Подбоченился Касьян, пошел. Женщин — страсть. Так глазенками в Касьяна и стреляют А сами лицом белые, глазом черные, ну, губки — так бы вот и укусил. Одна беда — жидковаты очень.
«Жидковаты, — думает Касьян, — нам не по карахтеру. Поди, один гольный сахар жрут, а у нас на деревне каша. Вдаришь, душу вышибешь».
— Здравствуйте, пан мужик!
Бабаба! Шинкарка! Касьян обеими руками за картуз:
— Ах, ах, дамочка приятная. Здрасте! Будемте здоровы. Вот телеса, так телеса.
Она этак ручкой манит, а сама все дальше, дальше. Касьян за ней, она бегом, Касьян тоже приналег, шинкарка бежит, Касьян бежит, и песик сзади мчится, тяф-тяф-тяф.
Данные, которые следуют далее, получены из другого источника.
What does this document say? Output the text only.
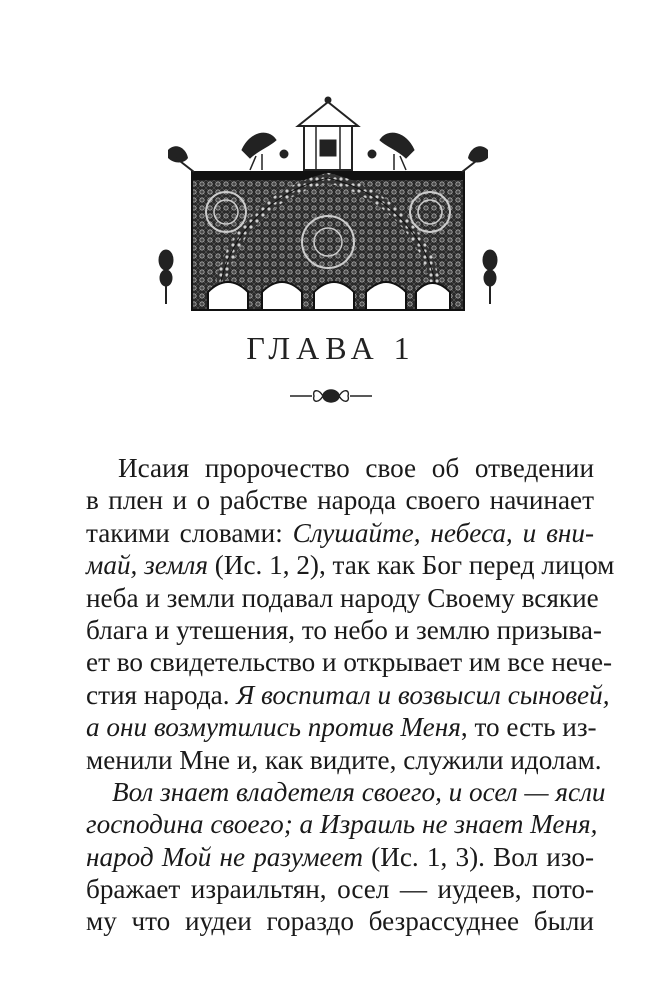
ГЛАВА 1
Исаия пророчество свое об отведении
в плен и о рабстве народа своего начинает
такими словами: Слушайте, небеса, и вни-
май, земля (Ис. 1, 2), так как Бог перед лицом
неба и земли подавал народу Своему всякие
блага и утешения, то небо и землю призыва-
ет во свидетельство и открывает им все нече-
стия народа. Я воспитал и возвысил сыновей,
а они возмутились против Меня, то есть из-
менили Мне и, как видите, служили идолам.
Вол знает владетеля своего, и осел — ясли
господина своего; а Израиль не знает Меня,
народ Мой не разумеет (Ис. 1, 3). Вол изо-
бражает израильтян, осел — иудеев, пото-
му что иудеи гораздо безрассуднее были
И с разбега прямо на милицию.
— Так что же вам требуется, товарищ? — спросил милицейский.
Касьян дернул себя за нос, нет, не спит, и автомобиль проехал.
— Даже я забыл, о чем речь была, — сказал Касьян, — вот как он, дьявол, напугал меня, автомобиль этот…
— Я так полагаю, вам по сельскому хозяйству требуется что-нибудь.
— Правильно, товарищ! — вскричал Касьян. — Ах, до чего приятны ваши речи.
Выбрал Касьян самолучшую молотилку, косилку, жатку, торговался так, что едва в участок не попал, однако расплатился и велел все упаковать и чтоб экстренно в деревню Коробейники, спешной почтой.
— Желательно мне еще резиновых титек, понимаешь. А то баба у меня корявая и полудурок. Заест. Придется вздуть, пожалуй.
— А сколько же вам, папаша, этого добра?
— Видимо-невидимо, — сказал Касьян и выпятил живот. — Вот как мы действуем. Ах, что же это я, — и скорей к Иверской.
Купил в часовне толстую свечку в два рубля — самые рваные полтинники монаху отдал, — поставил пред иконой, опустился на колени и давай грехи отмаливать.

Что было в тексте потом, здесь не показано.